Transtorno do Espectro Autista: Sinais e Manejo em Crianças

AMRIGS - Associação Médica do Rio Grande do Sul — Prova 2023

Enunciado

Menino de 10 anos apresenta dificuldades na escola, com muita dificuldade na socialização, dificuldades motoras, baixa tolerância à frustração, tendo bastante dificuldade em entender as solicitações da professora, não interagindo bem com os colegas, com relatos de sofrer bullying por seu jeito estranho. Apresenta habilidades com números, bastante perfeccionista, apaga muitas vezes suas escritas e chora se não ficam como gostaria. Em relação ao caso descrito, assinale a alternativa correta.

Alternativas

  1. A) Necessita de avaliação especializada multidisciplinar, sala de recursos, além de treinamento de habilidades sociais.
  2. B) É um quadro bastante típico nessa faixa etária, sendo a conduta adequada no manejo do caso o afastamento de suas atividades escolares.
  3. C) É um quadro clássico de superdotação, altas habilidades e necessita de avaliação psiquiátrica
  4. D) Seus comportamentos acontecem por falta de limites, não necessitando avaliações especializadas.

Pérola Clínica

Criança com dificuldades sociais, comportamentos repetitivos e interesses restritos → suspeitar de Transtorno do Espectro Autista (TEA).

Resumo-Chave

O caso descreve um quadro compatível com Transtorno do Espectro Autista (TEA), caracterizado por dificuldades na interação social, comunicação e padrões restritos e repetitivos de comportamento.
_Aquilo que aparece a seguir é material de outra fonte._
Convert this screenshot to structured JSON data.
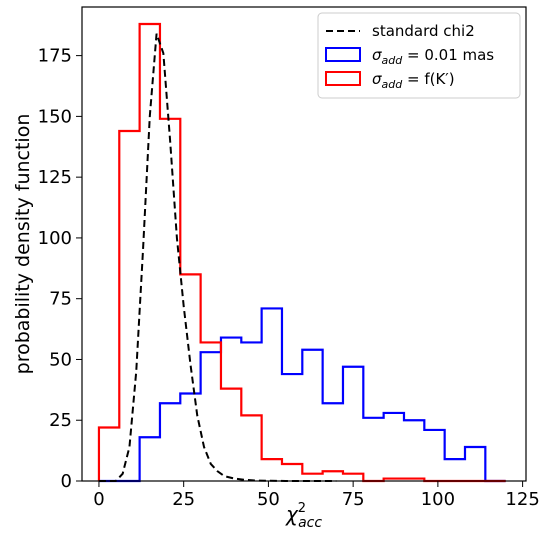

A conduta inicial envolve avaliação multidisciplinar e intervenções focadas em habilidades sociais e acadêmicas.

Contexto Educacional

O Transtorno do Espectro Autista (TEA) é uma condição neurodesenvolvimental caracterizada por déficits persistentes na comunicação social e interação social, e por padrões restritos e repetitivos de comportamento, interesses ou atividades. Sua prevalência tem aumentado, tornando o reconhecimento precoce fundamental para a intervenção. A apresentação clínica é heterogênea, variando em gravidade e manifestações, o que justifica o termo 'espectro'. O diagnóstico do TEA é clínico, baseado na observação do comportamento e no histórico de desenvolvimento, conforme critérios do DSM-5. Sinais como dificuldades em entender solicitações, não interagir bem com colegas, baixa tolerância à frustração e comportamentos perfeccionistas ou repetitivos são indicativos. A presença de habilidades específicas, como com números, não exclui o diagnóstico, sendo comum em alguns indivíduos com TEA. A suspeita deve levar a um encaminhamento para avaliação especializada. A conduta para o TEA é multidisciplinar, envolvendo intervenções terapêuticas como terapia comportamental (ABA), fonoaudiologia, terapia ocupacional e treinamento de habilidades sociais. O objetivo é promover o desenvolvimento de habilidades adaptativas, melhorar a comunicação e a interação social, e gerenciar comportamentos desafiadores. O suporte escolar, incluindo salas de recursos, é essencial para garantir a inclusão e o aprendizado adequado da criança.

Perguntas Frequentes

Quais são os principais sinais de alerta para o Transtorno do Espectro Autista (TEA) em crianças?

Os principais sinais incluem dificuldades persistentes na comunicação e interação social, padrões restritos e repetitivos de comportamento, interesses ou atividades, e hipo ou hiperreatividade a estímulos sensoriais. Podem manifestar-se como dificuldade em fazer amigos, apego a rotinas, movimentos repetitivos e sensibilidade a sons ou texturas.

Qual a importância da avaliação multidisciplinar no diagnóstico e manejo do TEA?

A avaliação multidisciplinar é crucial para um diagnóstico preciso e para planejar uma intervenção abrangente. Envolve pediatras, neurologistas, psiquiatras, psicólogos, fonoaudiólogos e terapeutas ocupacionais, garantindo que todas as áreas de desenvolvimento da criança sejam abordadas e que o plano terapêutico seja individualizado.

Como o treinamento de habilidades sociais pode beneficiar crianças com TEA?

O treinamento de habilidades sociais ajuda crianças com TEA a aprender e praticar interações sociais apropriadas, como iniciar conversas, entender expressões faciais, compartilhar e cooperar. Isso melhora sua capacidade de se relacionar com os outros, reduz o isolamento social e pode diminuir a ocorrência de bullying.